Figure 2. View sagittal section of the brain with a 3D finding meningioma near sluice and blood vessels-in this patient are two tumors, one occipital behind, touches the occipital sluice. The tumor is light blue, indicated by the arrow. A second tumor is in a tangle of blood vessels in the jugular foramen the optic nerve several millimeters below it, also the same light blue color. Radiosurgery procedure must protect at-risk structures-lenses, optical chiazma, brainstem and blood vessels in the jugular foramen.
3. Discussion
In collaboration with physicians from the Ophthalmologist clinic of the Faculty of Medicine in Bratislava we planned radiosurgery operations of the brain and eye using program TomoCon. Before the operation we created 3D models of the necessary structures and printed to the 3D printer, which we use them for postgraduate teaching of physicians and medical students in stereotactic radiosurgery operation of the brain and eye tumors.
Presently 3D printing models in medicine are developed in clinical place of work such as Cardiac surgery, Dental Surgery, Ophthalmology, Orthopedics and others [1] [8].
These procedures can significantly, as diagnostic as well as therapeutic, to interfere in the management of patient treatment and student teaching.
At stereotactic radiosurgery treatment plays an important role in the formation of the layout plan, the shape of the tumor, as well as distances and bearings to critical structures. 3D tumor imaging with visible anatomical structures of the brain helps to determine the best modality of the therapy. These procedures ensure optimal treatment strategy for maintaining the highest quality of life after irradiation.
In stereotactic radiosurgery 3D printing helps us for deciding which modality radiation is optimal for the patient. As an example we list treatment by these devices: Linac, Gamma knife, Cyberknife or proton therapy. We decide between them in order to preserve the highest quality of life after surgery.
The model created by 3D printing helps in improving the vision of the operator of the tumor as well as in the actual planning process [3]. The ability to see the 3D structure of the head with tumor process is beneficial to the whole team that creates the radiosurgery plan (clinical physicist, stereotactic radiosurgery, radiotherapist, ophthal- mology and radiology). 3D spatial perception contributes to a better understanding of the location and progression of tumors compared with the creation of perception from the series of 2D views only.

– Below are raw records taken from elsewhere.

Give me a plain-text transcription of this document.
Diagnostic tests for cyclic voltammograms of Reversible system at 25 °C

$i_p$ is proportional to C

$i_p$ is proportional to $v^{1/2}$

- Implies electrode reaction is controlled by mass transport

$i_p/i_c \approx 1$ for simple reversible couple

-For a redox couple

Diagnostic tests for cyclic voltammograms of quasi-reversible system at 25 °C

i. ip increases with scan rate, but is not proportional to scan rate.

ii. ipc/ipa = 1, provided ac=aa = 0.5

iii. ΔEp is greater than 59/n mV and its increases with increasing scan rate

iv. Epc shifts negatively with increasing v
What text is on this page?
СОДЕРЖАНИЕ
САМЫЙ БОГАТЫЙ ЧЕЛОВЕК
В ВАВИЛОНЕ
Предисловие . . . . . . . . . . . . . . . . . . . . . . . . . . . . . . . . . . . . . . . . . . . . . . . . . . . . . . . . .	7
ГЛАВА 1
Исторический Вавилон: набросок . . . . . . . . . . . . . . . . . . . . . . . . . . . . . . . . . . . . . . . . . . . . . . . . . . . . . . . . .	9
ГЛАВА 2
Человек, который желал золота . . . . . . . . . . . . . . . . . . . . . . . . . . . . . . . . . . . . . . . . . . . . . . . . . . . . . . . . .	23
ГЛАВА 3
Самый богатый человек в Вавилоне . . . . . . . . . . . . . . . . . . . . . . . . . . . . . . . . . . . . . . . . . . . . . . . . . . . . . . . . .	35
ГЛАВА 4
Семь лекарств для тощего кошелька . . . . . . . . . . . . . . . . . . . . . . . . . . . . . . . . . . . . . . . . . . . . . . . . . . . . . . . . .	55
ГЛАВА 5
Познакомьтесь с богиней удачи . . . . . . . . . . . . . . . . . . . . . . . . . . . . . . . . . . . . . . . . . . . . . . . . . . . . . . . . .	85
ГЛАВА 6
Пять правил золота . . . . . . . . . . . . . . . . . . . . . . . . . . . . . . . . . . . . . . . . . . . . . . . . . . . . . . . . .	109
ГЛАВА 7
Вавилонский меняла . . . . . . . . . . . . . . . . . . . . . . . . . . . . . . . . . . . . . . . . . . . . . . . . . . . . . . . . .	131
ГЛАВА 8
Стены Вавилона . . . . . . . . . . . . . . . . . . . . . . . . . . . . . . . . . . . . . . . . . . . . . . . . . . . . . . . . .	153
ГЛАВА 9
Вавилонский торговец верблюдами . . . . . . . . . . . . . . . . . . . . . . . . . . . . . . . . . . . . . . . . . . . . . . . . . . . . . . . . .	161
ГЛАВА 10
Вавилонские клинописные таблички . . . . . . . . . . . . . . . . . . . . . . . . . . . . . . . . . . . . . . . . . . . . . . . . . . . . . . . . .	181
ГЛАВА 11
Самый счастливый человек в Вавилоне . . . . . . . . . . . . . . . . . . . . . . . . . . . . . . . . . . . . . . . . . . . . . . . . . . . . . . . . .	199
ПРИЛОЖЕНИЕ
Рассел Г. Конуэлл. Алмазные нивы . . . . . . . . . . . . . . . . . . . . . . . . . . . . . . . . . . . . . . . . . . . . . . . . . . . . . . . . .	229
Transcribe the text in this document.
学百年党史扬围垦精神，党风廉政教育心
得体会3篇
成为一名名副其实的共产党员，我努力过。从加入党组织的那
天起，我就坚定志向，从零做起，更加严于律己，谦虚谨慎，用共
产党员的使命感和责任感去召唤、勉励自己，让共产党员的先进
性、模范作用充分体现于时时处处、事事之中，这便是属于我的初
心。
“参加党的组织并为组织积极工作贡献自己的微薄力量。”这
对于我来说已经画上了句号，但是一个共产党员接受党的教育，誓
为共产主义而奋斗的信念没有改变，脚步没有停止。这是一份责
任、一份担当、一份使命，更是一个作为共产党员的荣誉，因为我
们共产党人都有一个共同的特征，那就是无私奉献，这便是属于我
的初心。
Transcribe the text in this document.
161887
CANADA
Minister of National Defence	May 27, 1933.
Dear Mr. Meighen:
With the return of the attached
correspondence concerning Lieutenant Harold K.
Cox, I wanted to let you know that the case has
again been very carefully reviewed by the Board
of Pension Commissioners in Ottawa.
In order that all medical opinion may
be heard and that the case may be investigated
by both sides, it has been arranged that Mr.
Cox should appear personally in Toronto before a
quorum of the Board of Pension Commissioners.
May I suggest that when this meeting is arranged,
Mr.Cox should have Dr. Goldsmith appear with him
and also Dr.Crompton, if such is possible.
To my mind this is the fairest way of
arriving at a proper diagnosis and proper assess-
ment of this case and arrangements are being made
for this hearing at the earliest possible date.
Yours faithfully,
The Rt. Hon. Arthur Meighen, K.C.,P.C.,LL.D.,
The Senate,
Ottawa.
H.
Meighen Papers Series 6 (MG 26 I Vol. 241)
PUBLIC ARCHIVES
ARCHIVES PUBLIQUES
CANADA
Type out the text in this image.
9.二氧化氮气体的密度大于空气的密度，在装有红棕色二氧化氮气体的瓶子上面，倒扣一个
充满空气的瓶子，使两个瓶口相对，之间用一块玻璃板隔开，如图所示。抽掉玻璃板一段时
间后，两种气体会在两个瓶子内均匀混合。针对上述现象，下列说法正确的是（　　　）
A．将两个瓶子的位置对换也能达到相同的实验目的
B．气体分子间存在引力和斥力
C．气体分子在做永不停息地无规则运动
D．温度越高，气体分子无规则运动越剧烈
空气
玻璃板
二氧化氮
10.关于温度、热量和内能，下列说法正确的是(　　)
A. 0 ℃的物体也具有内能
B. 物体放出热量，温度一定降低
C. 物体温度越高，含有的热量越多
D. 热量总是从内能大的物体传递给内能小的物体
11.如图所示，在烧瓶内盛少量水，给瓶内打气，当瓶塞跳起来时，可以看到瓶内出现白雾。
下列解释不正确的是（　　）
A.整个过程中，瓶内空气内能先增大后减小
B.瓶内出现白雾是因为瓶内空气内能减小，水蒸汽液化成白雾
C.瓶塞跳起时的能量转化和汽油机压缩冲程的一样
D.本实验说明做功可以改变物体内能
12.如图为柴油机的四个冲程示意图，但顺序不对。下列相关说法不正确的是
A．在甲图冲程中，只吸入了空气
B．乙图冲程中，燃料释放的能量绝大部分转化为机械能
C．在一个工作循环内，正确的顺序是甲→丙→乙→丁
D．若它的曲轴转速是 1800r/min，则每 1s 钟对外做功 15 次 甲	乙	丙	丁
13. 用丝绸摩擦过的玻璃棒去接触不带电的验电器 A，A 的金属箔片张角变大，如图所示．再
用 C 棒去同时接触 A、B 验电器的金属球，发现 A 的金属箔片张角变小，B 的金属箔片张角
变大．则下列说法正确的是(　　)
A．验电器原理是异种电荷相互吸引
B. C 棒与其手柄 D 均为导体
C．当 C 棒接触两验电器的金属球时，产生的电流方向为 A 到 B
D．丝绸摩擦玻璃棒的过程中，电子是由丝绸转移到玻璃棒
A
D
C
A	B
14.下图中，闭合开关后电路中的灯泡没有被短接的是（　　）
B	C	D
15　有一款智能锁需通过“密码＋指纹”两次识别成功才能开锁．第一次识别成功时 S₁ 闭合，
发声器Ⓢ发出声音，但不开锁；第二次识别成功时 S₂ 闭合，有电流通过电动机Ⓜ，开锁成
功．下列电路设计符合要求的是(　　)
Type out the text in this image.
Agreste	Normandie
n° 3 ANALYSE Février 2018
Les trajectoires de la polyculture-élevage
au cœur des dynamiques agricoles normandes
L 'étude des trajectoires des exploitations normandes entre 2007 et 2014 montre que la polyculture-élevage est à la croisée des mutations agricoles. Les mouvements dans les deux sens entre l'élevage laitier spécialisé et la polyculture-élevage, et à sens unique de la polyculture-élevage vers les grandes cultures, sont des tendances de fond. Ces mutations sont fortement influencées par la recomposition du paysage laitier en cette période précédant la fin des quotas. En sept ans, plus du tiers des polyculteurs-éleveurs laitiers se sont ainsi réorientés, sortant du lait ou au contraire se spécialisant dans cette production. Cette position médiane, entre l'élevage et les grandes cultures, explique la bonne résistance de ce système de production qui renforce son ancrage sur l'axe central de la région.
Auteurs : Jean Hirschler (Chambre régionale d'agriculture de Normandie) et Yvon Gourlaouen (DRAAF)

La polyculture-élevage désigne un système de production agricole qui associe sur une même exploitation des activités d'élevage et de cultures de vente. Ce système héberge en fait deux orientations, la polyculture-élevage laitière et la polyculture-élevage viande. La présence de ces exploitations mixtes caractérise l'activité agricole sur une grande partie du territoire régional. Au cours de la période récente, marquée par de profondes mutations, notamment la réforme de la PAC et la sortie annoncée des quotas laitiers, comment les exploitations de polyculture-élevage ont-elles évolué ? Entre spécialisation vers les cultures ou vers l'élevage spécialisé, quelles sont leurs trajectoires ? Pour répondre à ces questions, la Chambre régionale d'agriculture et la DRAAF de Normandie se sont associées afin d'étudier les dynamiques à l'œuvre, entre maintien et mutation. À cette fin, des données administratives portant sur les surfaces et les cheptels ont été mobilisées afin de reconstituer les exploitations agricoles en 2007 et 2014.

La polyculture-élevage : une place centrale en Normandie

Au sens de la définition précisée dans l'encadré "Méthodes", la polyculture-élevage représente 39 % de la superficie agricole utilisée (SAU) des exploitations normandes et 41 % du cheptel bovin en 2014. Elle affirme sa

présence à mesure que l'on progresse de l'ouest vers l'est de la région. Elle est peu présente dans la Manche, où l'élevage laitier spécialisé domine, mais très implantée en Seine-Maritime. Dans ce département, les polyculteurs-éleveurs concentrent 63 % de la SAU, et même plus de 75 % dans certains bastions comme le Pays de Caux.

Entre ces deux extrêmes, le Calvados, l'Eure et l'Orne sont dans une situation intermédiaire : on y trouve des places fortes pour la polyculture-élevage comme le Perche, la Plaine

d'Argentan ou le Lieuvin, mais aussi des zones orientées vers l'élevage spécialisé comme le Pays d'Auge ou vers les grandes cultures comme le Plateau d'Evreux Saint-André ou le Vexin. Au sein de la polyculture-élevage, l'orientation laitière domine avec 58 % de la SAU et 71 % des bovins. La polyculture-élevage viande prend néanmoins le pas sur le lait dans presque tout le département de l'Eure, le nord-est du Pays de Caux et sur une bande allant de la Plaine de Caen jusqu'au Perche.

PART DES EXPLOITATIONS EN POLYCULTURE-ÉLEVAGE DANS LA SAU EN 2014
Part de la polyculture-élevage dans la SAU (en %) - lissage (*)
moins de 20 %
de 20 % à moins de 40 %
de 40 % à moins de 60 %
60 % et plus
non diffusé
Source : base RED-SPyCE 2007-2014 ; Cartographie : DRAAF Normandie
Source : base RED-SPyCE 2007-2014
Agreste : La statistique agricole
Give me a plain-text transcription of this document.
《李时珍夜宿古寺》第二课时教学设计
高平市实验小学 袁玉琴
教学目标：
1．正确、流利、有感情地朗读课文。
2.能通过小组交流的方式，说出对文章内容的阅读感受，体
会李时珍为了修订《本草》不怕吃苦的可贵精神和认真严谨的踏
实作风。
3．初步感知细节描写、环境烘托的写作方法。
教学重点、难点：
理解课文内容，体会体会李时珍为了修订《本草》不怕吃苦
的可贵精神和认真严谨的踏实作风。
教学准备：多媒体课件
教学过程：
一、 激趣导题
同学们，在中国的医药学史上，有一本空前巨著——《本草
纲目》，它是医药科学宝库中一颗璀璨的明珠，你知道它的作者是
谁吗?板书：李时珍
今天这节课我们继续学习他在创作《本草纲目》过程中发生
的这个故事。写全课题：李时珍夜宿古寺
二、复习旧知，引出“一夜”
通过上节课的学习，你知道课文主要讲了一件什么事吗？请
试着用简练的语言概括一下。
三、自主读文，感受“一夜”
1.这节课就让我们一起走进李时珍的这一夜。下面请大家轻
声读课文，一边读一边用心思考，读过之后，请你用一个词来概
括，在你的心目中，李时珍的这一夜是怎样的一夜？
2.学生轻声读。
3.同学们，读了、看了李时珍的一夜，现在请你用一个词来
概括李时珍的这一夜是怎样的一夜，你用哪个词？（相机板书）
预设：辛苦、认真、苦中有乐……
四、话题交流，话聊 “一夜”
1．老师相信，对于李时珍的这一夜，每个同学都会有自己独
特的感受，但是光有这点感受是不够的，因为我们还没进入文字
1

Objective is to optimize the health of each patient. The related decisions must be in the future is no more on the experiment, but the right decision. The new phenomenon “Big Data analytics” has to help towards this objective that active use of large amounts of data is changing the way of decision-making.
It is believed that in terms of rapid analysis of various data related to the actual processing and evaluation of 3D imaging, for example in the preparation of 3D printing, Big Data analytics plotted target bearing and limiting the risk structure to speed up decision-making process when planning of radiosurgery operation. In the near future, such systems will be transformed into a complete ecosystem health, and by implementing cost-effective measurement choice and better use of resources and measurable value in a global sense [2].
4. Conclusions
The possibilities of 3D printing we used in neuro-oncology in order to decide which modality radiation is most appropriate for the patient in order to maintain the highest quality of life after surgery.
When planning radiosurgery operation is crucial plotting precision target of bearing and limit risk structure. The above-mentioned shape and boundaries, we have succeeded to display through 3D printing. In this way, we have increased exactness targeting therapeutic dose during the planned intervention, and consequently affected the calculation of the lowest dose to risk structures.
3D Printing contributes to a better understanding of localization and progression of tumors with creating of imagination spatial arrangement through regular 2D slices that assist in undergraduate and postgraduate education.